Demographic Winter I

Over Thanksgiving I watched the documentary Demographic Winter.  Here is their website:
I recommend around the first 20 minutes or so, if you get a chance.  That’s the part where they actually support their idea that we are headed for a huge population decline in the next several decades.  The remainder is kinda worthless, in my opinion – pointless speculation about the decline of the modern family and the whys and wherefores.  Don’t get me wrong – they have the data to say, in no uncertain terms, what has been happening to the family; but that’s where the facts end and the speculation begins.  From there they take the what (which the data supports), add some traditional values-inspired speculation, and they arrive at a completely unsupportable why, as well as a completely unsupportable what it all means.

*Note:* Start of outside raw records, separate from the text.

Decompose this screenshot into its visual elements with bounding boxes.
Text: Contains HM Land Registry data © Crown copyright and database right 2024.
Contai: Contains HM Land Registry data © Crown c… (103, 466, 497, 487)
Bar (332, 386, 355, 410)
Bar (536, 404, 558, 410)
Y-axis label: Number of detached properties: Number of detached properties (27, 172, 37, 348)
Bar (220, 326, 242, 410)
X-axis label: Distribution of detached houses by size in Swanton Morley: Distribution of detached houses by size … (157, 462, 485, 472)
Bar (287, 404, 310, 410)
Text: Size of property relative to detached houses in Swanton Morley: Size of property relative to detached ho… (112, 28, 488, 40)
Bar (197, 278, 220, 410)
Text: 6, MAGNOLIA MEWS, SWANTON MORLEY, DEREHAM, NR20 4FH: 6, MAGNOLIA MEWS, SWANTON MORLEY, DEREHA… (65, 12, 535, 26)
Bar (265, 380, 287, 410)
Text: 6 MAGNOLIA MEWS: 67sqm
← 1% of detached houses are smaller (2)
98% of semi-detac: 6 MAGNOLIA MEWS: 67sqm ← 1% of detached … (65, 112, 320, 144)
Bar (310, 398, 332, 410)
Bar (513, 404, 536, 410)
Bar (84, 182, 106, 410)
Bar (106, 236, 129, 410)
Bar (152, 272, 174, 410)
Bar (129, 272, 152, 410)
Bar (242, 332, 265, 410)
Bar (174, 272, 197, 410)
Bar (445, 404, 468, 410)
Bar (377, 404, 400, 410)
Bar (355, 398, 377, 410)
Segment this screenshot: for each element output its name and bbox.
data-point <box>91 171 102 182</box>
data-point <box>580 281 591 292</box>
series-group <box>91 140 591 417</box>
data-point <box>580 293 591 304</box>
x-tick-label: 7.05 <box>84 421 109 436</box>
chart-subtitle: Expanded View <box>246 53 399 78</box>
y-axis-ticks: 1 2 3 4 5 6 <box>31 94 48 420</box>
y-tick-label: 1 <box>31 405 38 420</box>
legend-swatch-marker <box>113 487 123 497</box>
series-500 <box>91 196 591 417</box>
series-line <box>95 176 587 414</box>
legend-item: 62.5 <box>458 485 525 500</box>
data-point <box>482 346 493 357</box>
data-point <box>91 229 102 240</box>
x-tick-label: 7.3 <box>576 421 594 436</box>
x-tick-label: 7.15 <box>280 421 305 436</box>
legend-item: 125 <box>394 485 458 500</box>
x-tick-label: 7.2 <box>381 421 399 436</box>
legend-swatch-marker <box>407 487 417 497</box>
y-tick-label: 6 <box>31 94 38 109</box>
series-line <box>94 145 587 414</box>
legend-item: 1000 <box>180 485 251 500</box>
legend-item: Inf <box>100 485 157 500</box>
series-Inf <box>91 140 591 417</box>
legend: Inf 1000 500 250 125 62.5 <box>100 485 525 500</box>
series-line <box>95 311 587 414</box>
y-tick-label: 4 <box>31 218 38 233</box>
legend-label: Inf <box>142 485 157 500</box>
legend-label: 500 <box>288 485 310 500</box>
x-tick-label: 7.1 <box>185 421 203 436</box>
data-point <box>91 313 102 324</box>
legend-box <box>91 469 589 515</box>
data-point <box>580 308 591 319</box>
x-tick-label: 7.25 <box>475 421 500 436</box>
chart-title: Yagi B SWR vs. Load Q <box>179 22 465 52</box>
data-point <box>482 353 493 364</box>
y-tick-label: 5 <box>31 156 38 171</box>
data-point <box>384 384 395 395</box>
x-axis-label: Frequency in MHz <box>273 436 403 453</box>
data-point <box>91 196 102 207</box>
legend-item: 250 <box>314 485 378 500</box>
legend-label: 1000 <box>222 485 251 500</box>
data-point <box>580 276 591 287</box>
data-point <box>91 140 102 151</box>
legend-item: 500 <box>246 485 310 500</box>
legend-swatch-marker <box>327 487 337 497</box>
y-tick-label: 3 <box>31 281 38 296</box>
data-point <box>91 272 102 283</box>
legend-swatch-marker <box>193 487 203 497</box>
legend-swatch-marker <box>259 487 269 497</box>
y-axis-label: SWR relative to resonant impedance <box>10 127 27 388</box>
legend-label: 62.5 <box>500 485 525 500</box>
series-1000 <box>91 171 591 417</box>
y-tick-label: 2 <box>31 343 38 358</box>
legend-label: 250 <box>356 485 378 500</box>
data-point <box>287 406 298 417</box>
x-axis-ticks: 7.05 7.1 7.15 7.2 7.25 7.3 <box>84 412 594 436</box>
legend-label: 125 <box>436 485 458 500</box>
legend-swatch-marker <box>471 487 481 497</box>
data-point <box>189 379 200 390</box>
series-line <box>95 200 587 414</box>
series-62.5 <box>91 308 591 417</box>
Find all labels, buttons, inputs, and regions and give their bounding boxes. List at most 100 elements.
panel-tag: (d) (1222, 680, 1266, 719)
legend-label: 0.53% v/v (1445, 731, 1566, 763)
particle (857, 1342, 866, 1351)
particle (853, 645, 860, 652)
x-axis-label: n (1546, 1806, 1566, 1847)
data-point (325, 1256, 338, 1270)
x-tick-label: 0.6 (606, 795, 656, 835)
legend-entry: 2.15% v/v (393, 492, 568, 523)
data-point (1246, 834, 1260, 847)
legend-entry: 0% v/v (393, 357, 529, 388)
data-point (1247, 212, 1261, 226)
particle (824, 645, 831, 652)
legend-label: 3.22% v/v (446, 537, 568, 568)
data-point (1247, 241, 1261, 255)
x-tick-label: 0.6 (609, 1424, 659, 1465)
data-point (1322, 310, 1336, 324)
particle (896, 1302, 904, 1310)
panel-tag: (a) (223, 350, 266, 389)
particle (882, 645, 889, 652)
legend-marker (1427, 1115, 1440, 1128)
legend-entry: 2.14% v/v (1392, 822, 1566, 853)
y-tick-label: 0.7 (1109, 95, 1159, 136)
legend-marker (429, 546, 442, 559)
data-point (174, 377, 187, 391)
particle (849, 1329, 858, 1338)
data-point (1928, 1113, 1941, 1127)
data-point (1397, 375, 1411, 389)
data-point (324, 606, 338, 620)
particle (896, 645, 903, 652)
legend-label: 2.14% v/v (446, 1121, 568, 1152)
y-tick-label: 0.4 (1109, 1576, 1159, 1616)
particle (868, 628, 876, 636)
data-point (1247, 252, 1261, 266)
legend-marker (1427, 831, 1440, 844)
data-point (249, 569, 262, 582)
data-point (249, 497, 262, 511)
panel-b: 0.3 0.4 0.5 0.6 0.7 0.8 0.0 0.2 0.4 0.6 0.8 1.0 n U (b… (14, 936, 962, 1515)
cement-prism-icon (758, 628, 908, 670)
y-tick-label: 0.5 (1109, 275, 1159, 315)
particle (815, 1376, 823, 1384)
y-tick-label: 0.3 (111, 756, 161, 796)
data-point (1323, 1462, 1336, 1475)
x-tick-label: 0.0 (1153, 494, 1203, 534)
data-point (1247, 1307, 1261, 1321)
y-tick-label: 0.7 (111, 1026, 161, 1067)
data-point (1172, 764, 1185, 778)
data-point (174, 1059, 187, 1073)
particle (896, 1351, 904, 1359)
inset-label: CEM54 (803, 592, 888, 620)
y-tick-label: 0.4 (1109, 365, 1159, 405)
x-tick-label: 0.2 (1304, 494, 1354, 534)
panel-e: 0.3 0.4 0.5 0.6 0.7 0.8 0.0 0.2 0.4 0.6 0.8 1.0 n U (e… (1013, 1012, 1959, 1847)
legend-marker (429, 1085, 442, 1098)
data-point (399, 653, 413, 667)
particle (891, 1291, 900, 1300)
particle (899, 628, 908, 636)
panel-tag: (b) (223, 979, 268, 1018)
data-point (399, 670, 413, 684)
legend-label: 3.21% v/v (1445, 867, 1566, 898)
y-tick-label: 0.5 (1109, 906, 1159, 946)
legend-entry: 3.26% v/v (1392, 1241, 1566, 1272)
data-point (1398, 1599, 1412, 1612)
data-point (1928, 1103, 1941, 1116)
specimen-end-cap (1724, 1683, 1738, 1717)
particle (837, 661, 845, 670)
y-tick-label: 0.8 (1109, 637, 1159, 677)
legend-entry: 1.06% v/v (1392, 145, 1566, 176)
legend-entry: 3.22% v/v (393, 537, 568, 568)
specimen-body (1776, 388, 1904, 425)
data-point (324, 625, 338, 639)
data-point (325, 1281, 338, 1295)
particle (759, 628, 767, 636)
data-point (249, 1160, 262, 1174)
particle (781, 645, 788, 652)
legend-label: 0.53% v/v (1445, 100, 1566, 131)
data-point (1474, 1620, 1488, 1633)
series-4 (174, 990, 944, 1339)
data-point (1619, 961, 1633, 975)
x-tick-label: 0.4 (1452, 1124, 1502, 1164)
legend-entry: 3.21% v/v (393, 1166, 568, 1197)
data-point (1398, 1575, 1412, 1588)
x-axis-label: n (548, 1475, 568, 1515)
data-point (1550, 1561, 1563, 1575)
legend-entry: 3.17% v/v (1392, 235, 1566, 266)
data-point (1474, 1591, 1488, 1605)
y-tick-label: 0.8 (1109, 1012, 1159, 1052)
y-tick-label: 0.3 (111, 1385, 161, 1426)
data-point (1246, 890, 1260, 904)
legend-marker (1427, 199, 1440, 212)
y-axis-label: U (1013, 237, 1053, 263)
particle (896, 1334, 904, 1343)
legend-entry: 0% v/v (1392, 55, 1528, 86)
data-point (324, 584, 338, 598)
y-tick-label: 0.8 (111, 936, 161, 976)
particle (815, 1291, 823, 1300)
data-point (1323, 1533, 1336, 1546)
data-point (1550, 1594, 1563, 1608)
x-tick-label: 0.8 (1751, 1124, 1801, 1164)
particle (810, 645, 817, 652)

One brilliant gentleman, Harry Dent, points out that when you take a graph of birth rates, and a graph of stock market levels, shift the birth rate graph to fifty years later and superimpose it over the stock market graph, you get a pretty good match of activity trends.  We can only guess why this is, but his explanation does make sense – the idea that when people reach ~50, they prepare for retirement and essentially take their money out of the economy.  Then, consider that virtually every country has a birth rate below replacement.  A + B = future population and economic decline.
Well, that was enough for me – any economic theory presupposes the existence of agents to act in that economy.  No agents, no economy.  Decline in economic agents = certain economic decline.  I was convinced!  They could have, and should have, ended it right there.  But no, they had to keep going.